One of the issues facing pharma and biotech companies when collaborating with an AI company is the attraction of working with AI that has already learned from the datasets of other similar companies. However, by providing data to the AI company, the pharma or biotech company may well improve the AI company’s tools, algorithms and models for the benefit of its competitors – unsurprisingly, an unattractive proposition. In some cases, an AI provider will work with a pharma company using a separate instance of its platform, either creating tools specifically for that customer or sometimes agreeing to a moratorium on feeding the developments back into its core system for the benefit of its other clients – although these types of arrangements tend to be much less common.

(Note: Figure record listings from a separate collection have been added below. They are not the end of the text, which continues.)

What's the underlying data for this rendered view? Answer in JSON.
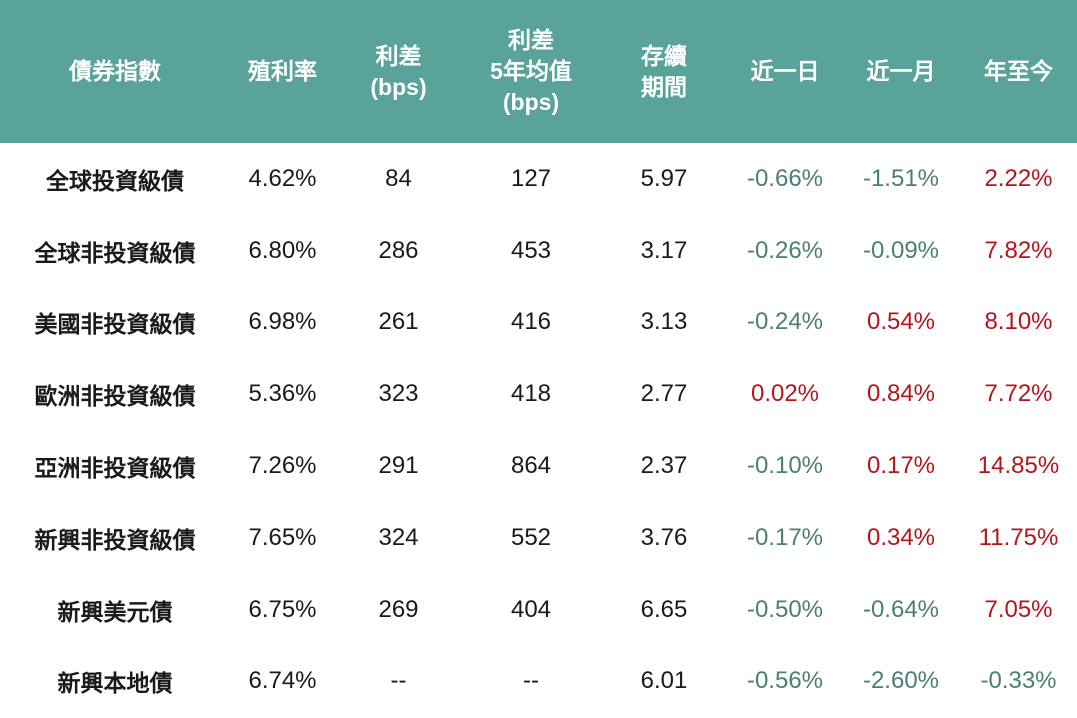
{
  "table": {
    "header": [
      [
        "債券指數"
      ],
      [
        "殖利率"
      ],
      [
        "利差",
        "(bps)"
      ],
      [
        "利差",
        "5年均值",
        "(bps)"
      ],
      [
        "存續",
        "期間"
      ],
      [
        "近一日"
      ],
      [
        "近一月"
      ],
      [
        "年至今"
      ]
    ],
    "rows": [
      [
        "全球投資級債",
        "4.62%",
        "84",
        "127",
        "5.97",
        "-0.66%",
        "-1.51%",
        "2.22%"
      ],
      [
        "全球非投資級債",
        "6.80%",
        "286",
        "453",
        "3.17",
        "-0.26%",
        "-0.09%",
        "7.82%"
      ],
      [
        "美國非投資級債",
        "6.98%",
        "261",
        "416",
        "3.13",
        "-0.24%",
        "0.54%",
        "8.10%"
      ],
      [
        "歐洲非投資級債",
        "5.36%",
        "323",
        "418",
        "2.77",
        "0.02%",
        "0.84%",
        "7.72%"
      ],
      [
        "亞洲非投資級債",
        "7.26%",
        "291",
        "864",
        "2.37",
        "-0.10%",
        "0.17%",
        "14.85%"
      ],
      [
        "新興非投資級債",
        "7.65%",
        "324",
        "552",
        "3.76",
        "-0.17%",
        "0.34%",
        "11.75%"
      ],
      [
        "新興美元債",
        "6.75%",
        "269",
        "404",
        "6.65",
        "-0.50%",
        "-0.64%",
        "7.05%"
      ],
      [
        "新興本地債",
        "6.74%",
        "--",
        "--",
        "6.01",
        "-0.56%",
        "-2.60%",
        "-0.33%"
      ]
    ],
    "change_colors": {
      "positive": "#b3151b",
      "negative": "#4c7f73"
    }
  }
}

Some major pharmaceutical companies (including GSK) have been making significant strides towards building their own AI capability in-house, as this allows them to have greater control over the AI tools, datasets and other assets – and, importantly, avoids the thorny issue of enabling competitors. One of the main challenges of “going it alone” is how to attract the right talent, given how difficult it can be to find individuals with the necessary skill sets in the crosstab of AI and biology – although one suspects that today’s graduates will be able to better plug this gap in the future. At London’s Genesis Life Sciences conference in December 2021, some opinion leaders were already predicting that the AI providers’ bubble will burst before too long, with other major pharmaceutical companies most likely to follow suit and take more AI programs in-house. We will watch these developments with great interest.